## Sapling #7 Week 2

Rachel Kwan 1B
Posts: 47
Joined: Wed Nov 18, 2020 12:23 am

### Sapling #7 Week 2

For context here is the question: HClO is a weak acid ( Ka=4.0×10−8 ) and so the salt NaClO acts as a weak base. What is the pH of a solution that is 0.045 M in NaClO at 25 °C?

My specific question is why do you use the equation Cl0- + H20 [equilibrium arrows] HCl0 + OH-? Why don't you use the equation involving NaClO?

Manseej Khatri 2B
Posts: 76
Joined: Wed Sep 30, 2020 9:42 pm

### Re: Sapling #7 Week 2

In solution Na+ and ClO- disassociate, with ClO- being the weak base (the conjugate of HClO4). The sodium does not participate in the reaction.
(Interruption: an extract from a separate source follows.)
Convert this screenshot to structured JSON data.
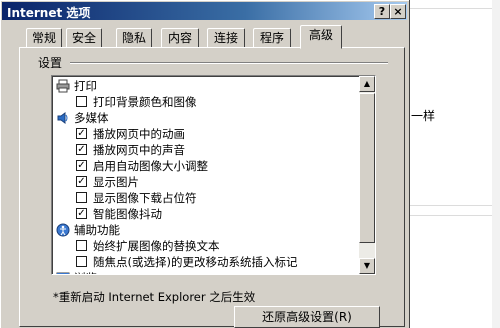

The reaction could thus be represented as $Na^{+} + ClO^{^{-}} \Leftrightarrow Na^{+} + HClO + OH^{^{-}}$ . The sodium cancel leaving the resulting equation.

jeffrey van 2I
Posts: 40
Joined: Wed Nov 25, 2020 12:21 am

### Re: Sapling #7 Week 2

Would we use the Ka value given to find the pH, or do we need to convert the Ka value to Kb since the equation involves a base?

Kareena Patel 1G
Posts: 97
Joined: Wed Sep 30, 2020 9:58 pm
Been upvoted: 1 time

### Re: Sapling #7 Week 2

jeffrey van 2I wrote:Would we use the Ka value given to find the pH, or do we need to convert the Ka value to Kb since the equation involves a base?
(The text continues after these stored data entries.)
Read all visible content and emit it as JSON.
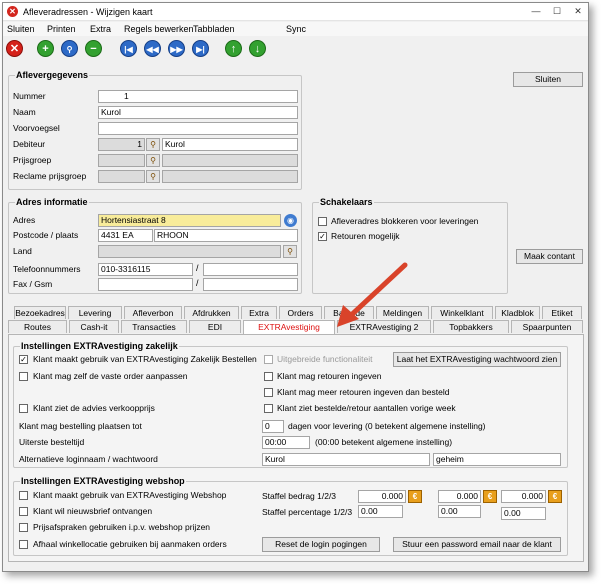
{
  "window": {
    "title": "Afleveradressen - Wijzigen kaart",
    "controls": [
      "—",
      "☐",
      "✕"
    ]
  },
  "menu": [
    "Sluiten",
    "Printen",
    "Extra",
    "Regels bewerken",
    "Tabbladen",
    "Sync"
  ],
  "toolbar": {
    "icons": [
      "cancel-icon",
      "add-icon",
      "search-icon",
      "remove-icon",
      "first-icon",
      "prev-icon",
      "next-icon",
      "last-icon",
      "up-icon",
      "down-icon"
    ],
    "glyphs": [
      "✕",
      "+",
      "⚲",
      "−",
      "|◀",
      "◀◀",
      "▶▶",
      "▶|",
      "↑",
      "↓"
    ]
  },
  "buttons": {
    "sluiten": "Sluiten",
    "maak_contant": "Maak contant",
    "wachtwoord": "Laat het EXTRAvestiging wachtwoord zien",
    "reset": "Reset de login pogingen",
    "stuur": "Stuur een password email naar de klant"
  },
  "afleveradres": {
    "title": "Aflevergegevens",
    "nummer_label": "Nummer",
    "nummer": "1",
    "naam_label": "Naam",
    "naam": "Kurol",
    "voorvoegsel_label": "Voorvoegsel",
    "voorvoegsel": "",
    "debiteur_label": "Debiteur",
    "debiteur": "1",
    "debiteur_naam": "Kurol",
    "prijsgroep_label": "Prijsgroep",
    "reclame_label": "Reclame prijsgroep"
  },
  "adres": {
    "title": "Adres informatie",
    "adres_label": "Adres",
    "adres": "Hortensiastraat 8",
    "postcode_label": "Postcode / plaats",
    "postcode": "4431 EA",
    "plaats": "RHOON",
    "land_label": "Land",
    "land": "",
    "telefoon_label": "Telefoonnummers",
    "telefoon": "010-3316115",
    "telefoon2": "",
    "fax_label": "Fax / Gsm",
    "fax": "",
    "gsm": ""
  },
  "schakelaars": {
    "title": "Schakelaars",
    "blokkeren": "Afleveradres blokkeren voor leveringen",
    "retouren": "Retouren mogelijk"
  },
  "tabs_row1": [
    "Bezoekadres",
    "Levering",
    "Afleverbon",
    "Afdrukken",
    "Extra",
    "Orders",
    "Barcode",
    "Meldingen",
    "Winkelklant",
    "Kladblok",
    "Etiket"
  ],
  "tabs_row2": [
    "Routes",
    "Cash-it",
    "Transacties",
    "EDI",
    "EXTRAvestiging",
    "EXTRAvestiging 2",
    "Topbakkers",
    "Spaarpunten"
  ],
  "zakelijk": {
    "title": "Instellingen EXTRAvestiging zakelijk",
    "c1": "Klant maakt gebruik van EXTRAvestiging Zakelijk Bestellen",
    "c2": "Uitgebreide functionaliteit",
    "c3": "Klant mag zelf de vaste order aanpassen",
    "c4": "Klant mag retouren ingeven",
    "c5": "Klant mag meer retouren ingeven dan besteld",
    "c6": "Klant ziet de advies verkoopprijs",
    "c7": "Klant ziet bestelde/retour aantallen vorige week",
    "plaatsen_label": "Klant mag bestelling plaatsen tot",
    "plaatsen": "0",
    "plaatsen_suffix": "dagen voor levering (0 betekent algemene instelling)",
    "uiterste_label": "Uiterste besteltijd",
    "uiterste": "00:00",
    "uiterste_suffix": "(00:00 betekent algemene instelling)",
    "alt_label": "Alternatieve loginnaam / wachtwoord",
    "login": "Kurol",
    "wachtwoord": "geheim"
  },
  "webshop": {
    "title": "Instellingen EXTRAvestiging webshop",
    "c1": "Klant maakt gebruik van EXTRAvestiging Webshop",
    "c2": "Klant wil nieuwsbrief ontvangen",
    "c3": "Prijsafspraken gebruiken i.p.v. webshop prijzen",
    "c4": "Afhaal winkellocatie gebruiken bij aanmaken orders",
    "staffel_bedrag": "Staffel bedrag 1/2/3",
    "staffel_pct": "Staffel percentage 1/2/3",
    "bedrag": [
      "0.000",
      "0.000",
      "0.000"
    ],
    "pct": [
      "0.00",
      "0.00",
      "0.00"
    ],
    "euro": "€"
  }
}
You would need to convert it to Kb because it involves a base.

jeffrey van 2I
Posts: 40
Joined: Wed Nov 25, 2020 12:21 am

### Re: Sapling #7 Week 2

Thanks, so just to confirm, I would just divide the value of Kw (1.0E-14) by the given Ka, right?

Joseph Hsing 2C
Posts: 91
Joined: Wed Sep 30, 2020 9:42 pm

### Re: Sapling #7 Week 2

jeffrey van 2I wrote:Thanks, so just to confirm, I would just divide the value of Kw (1.0E-14) by the given Ka, right?

Yup this is correct in order to find Kb.